Yesterday, or a week ago, time has so lost relevance, some woman in some line I was standing in, said she doesn't feel sympathy for those people who ended up in the Superdome because there were buses evacuating people and they chose not to go and so they caused their own problem. That's another one of those "if those people would just pull themselves up by the bootstraps" sentiments. At the moment I was too numb to react but as I think on it, I get sicker and sicker about it. I know she's just ignorant. I know she doesn't understand that these are not people who could be leading middle class lives if only they'd do a little something for themselves. Like it's easy or something.
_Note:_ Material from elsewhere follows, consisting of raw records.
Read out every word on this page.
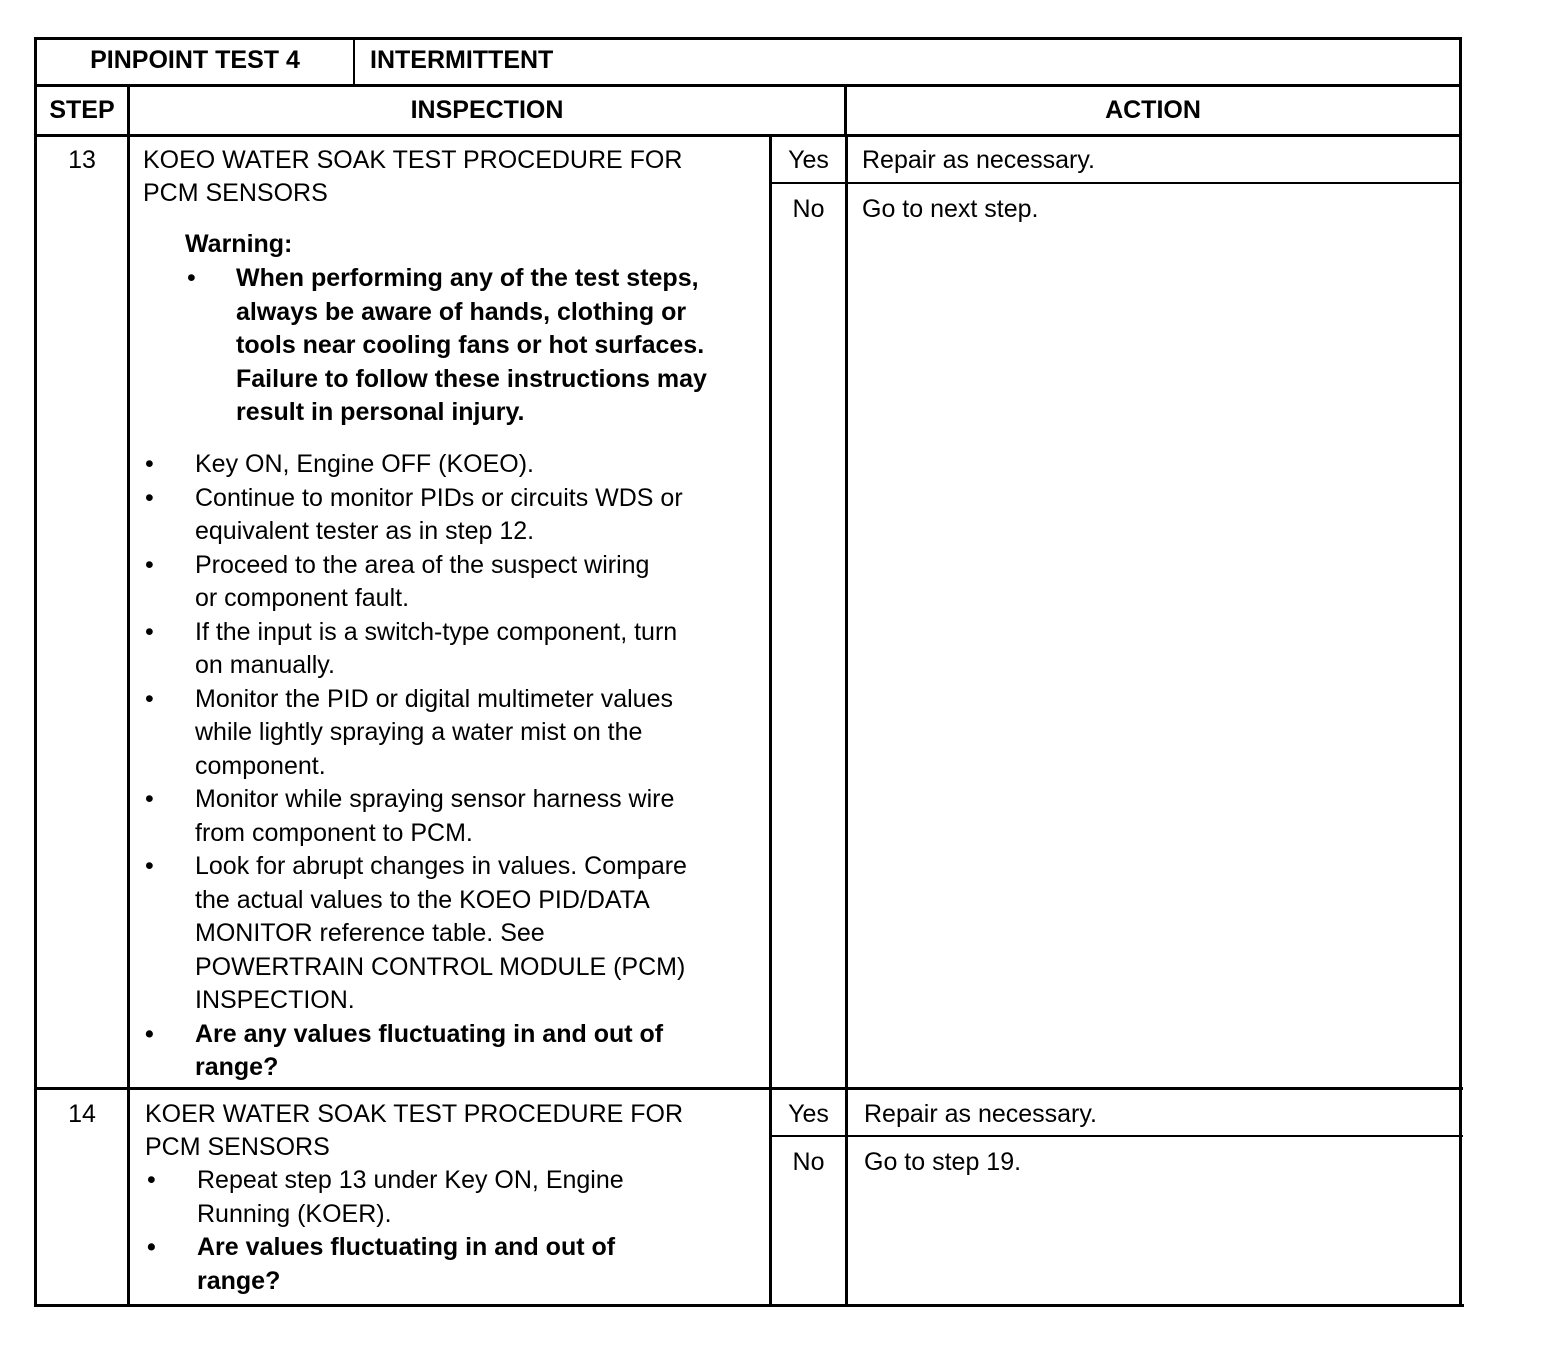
PINPOINT TEST 4	INTERMITTENT
STEP	INSPECTION	ACTION
13	KOEO WATER SOAK TEST PROCEDURE FOR
PCM SENSORS
Warning:
• When performing any of the test steps,
always be aware of hands, clothing or
tools near cooling fans or hot surfaces.
Failure to follow these instructions may
result in personal injury.
• Key ON, Engine OFF (KOEO).
• Continue to monitor PIDs or circuits WDS or
equivalent tester as in step 12.
• Proceed to the area of the suspect wiring
or component fault.
• If the input is a switch-type component, turn
on manually.
• Monitor the PID or digital multimeter values
while lightly spraying a water mist on the
component.
• Monitor while spraying sensor harness wire
from component to PCM.
• Look for abrupt changes in values. Compare
the actual values to the KOEO PID/DATA
MONITOR reference table. See
POWERTRAIN CONTROL MODULE (PCM)
INSPECTION.
• Are any values fluctuating in and out of
range?
Yes	Repair as necessary.
No	Go to next step.
14	KOER WATER SOAK TEST PROCEDURE FOR
PCM SENSORS
• Repeat step 13 under Key ON, Engine
Running (KOER).
• Are values fluctuating in and out of
range?
Yes	Repair as necessary.
No	Go to step 19.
Like maybe my student, RM, the writer I loved so much, whom I cited and quoted so often, the one who wrote about keeping things real. His mother is a crack addict. Could he have just said, come on mother, let's leave this place, and gotten his addicted mother on the bus and out of New Orleans? Leave the ONLY thing they knew? That's been the issue all along. The people who live like that, who live in those poverty stricken areas, have not only no knowledge of the rest of the world, they can't even imagine it. I was getting around to really understanding that at the end of last school year.
The story of Douglass High School that I experienced last year and the first five days of this year has taken on a new relevance. Who they were and what they were, these people I knew in the 9th ward New Orleans, these peole who ended up on roofs and in sewage, walking to the Superdome. These people I knew before Katrina. The story is no longer simply about looking at the school system (though the connection between their school lives and how they ended up is obvious), it's about looking at them. I'm astonished, overwhelmed with gratitude, and in awe, that I had the chance last year to learn what I learned.
And what I know even more clearly than ever is that they, especially my children, need to have someone speak up for them.

Love, Melanie

Thursday, September 08, 2005

thursday, 8 september

Somehow I stumbled upon my password, but now my time is up at the machine so I must be brief. Next time I can get online I'll write a lot more. In fact, I'll write in my journal and just type that in here.
I thank you so much for your concern. I'm okay, as you heard, living in Hammond, unsure how to proceed.
I'm so happy to be able to be here again.